Construction crisis help – how can you stabilise?
If, as some say, construction is the barometer of the economy, then Britain is set for some very stormy weather indeed. Data provided to trade magazine Construction News by Creditsafe in September found that 158 construction companies had entered administration so far in 2022, compared with 85 at the same point in 2021.
The surging cost of materials is the main cause for the nervousness among construction firms, not helped by other inflationary pressures and rising interest rates. This inflation has been exacerbated by bottlenecks in supply chains across the globe, particularly with supplies of essential materials such as bricks, timber and cement.
If you run or work for a construction firm, how can you protect yourself and survive the crisis?
Andrew Boccoli, a director in the commercial property department at Edinburgh law firm Lindsays, said construction firms must take steps to protect themselves legally against inflation-driven cost hikes. By allowing for your contract price to be adjusted to reflect changes in the cost of materials or labour during the contract period, you’ll have the comfort of knowing that you’ll be reimbursed for spiralling costs.
Change of payment terms
Late payment isn’t a new issue in the construction industry. Although you might already have reasonable payment terms, go back and look at them again before you issue any new contracts – are you able to reduce the time you give to pay even further? You might also consider securing more of a percentage upfront.
This is harder for contracts you already have in place. If you’re struggling to collect payment from existing clients, speak to them fairly about your terms. Everyone is struggling from their own cash-flow crisis but this doesn’t mean you should have to suffer.
Make changes to your business model
We work with many owners of businesses who are approaching insolvency to create a plan that brings their business back into steady profit.
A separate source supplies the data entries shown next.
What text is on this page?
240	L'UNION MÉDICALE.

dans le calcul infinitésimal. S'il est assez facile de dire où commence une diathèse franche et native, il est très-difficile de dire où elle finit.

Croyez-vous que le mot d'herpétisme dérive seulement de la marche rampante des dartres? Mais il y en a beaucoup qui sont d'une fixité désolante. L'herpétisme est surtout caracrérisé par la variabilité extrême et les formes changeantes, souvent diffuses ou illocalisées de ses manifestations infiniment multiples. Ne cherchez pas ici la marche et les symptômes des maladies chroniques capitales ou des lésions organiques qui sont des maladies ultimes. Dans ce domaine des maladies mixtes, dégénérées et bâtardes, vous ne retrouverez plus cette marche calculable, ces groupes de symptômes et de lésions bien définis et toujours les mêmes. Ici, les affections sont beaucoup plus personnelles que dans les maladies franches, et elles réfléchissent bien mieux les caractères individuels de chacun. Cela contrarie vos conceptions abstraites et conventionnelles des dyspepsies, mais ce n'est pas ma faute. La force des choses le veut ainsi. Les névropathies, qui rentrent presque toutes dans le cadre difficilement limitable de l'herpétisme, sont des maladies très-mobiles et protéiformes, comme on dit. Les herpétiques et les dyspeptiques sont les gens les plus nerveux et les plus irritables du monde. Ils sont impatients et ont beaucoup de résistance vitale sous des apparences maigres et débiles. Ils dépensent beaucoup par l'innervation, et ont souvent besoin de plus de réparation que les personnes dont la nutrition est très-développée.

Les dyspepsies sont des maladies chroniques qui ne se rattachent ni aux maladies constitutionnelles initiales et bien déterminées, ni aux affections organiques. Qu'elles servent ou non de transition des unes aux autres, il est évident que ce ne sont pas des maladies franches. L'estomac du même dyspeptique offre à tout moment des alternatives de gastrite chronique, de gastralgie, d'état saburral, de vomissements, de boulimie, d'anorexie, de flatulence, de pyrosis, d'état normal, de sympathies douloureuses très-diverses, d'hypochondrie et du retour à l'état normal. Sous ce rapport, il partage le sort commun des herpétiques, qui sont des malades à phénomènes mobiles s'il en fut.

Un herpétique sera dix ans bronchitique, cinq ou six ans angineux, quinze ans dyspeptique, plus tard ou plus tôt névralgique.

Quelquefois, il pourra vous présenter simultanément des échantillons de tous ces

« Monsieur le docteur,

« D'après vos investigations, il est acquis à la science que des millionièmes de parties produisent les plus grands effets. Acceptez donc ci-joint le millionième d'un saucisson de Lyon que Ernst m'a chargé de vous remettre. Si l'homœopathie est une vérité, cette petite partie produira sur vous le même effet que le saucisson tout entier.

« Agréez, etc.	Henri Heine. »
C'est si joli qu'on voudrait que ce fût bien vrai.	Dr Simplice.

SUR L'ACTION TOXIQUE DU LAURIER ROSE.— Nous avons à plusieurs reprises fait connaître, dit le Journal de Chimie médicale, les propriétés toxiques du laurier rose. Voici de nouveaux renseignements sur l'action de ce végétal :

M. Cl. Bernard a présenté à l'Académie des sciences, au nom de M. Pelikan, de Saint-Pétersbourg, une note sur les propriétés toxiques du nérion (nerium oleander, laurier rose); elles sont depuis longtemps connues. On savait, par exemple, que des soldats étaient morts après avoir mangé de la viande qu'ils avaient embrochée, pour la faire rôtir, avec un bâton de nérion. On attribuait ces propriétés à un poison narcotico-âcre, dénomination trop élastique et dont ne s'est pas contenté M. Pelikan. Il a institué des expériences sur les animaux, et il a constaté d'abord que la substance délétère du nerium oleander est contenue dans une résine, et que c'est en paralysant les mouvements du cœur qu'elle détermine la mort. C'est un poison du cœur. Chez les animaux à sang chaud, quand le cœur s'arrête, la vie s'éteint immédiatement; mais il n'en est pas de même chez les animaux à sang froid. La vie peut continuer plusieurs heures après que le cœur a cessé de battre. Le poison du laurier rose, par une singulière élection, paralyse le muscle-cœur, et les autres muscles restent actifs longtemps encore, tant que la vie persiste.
We do this by looking at what works and what doesn’t, and providing an objective view on the aspects of the business that could be changed – or removed entirely – to make it more efficient and effective. While this could be a few tweaks, we’re also equipped to guide owners and directors through a complete business transformation.
Spot the signs of insolvency early
There are some clear signs that your construction business is approaching an insolvent position. Things like company directors having to put in their own money to keep the business running or having to delay payment for bills and tax. You might also be considering further borrowing to keep your business afloat. If you identify with this, you still have options to rescue your business. The first thing to do is talk to a professional – before your situation gets worse.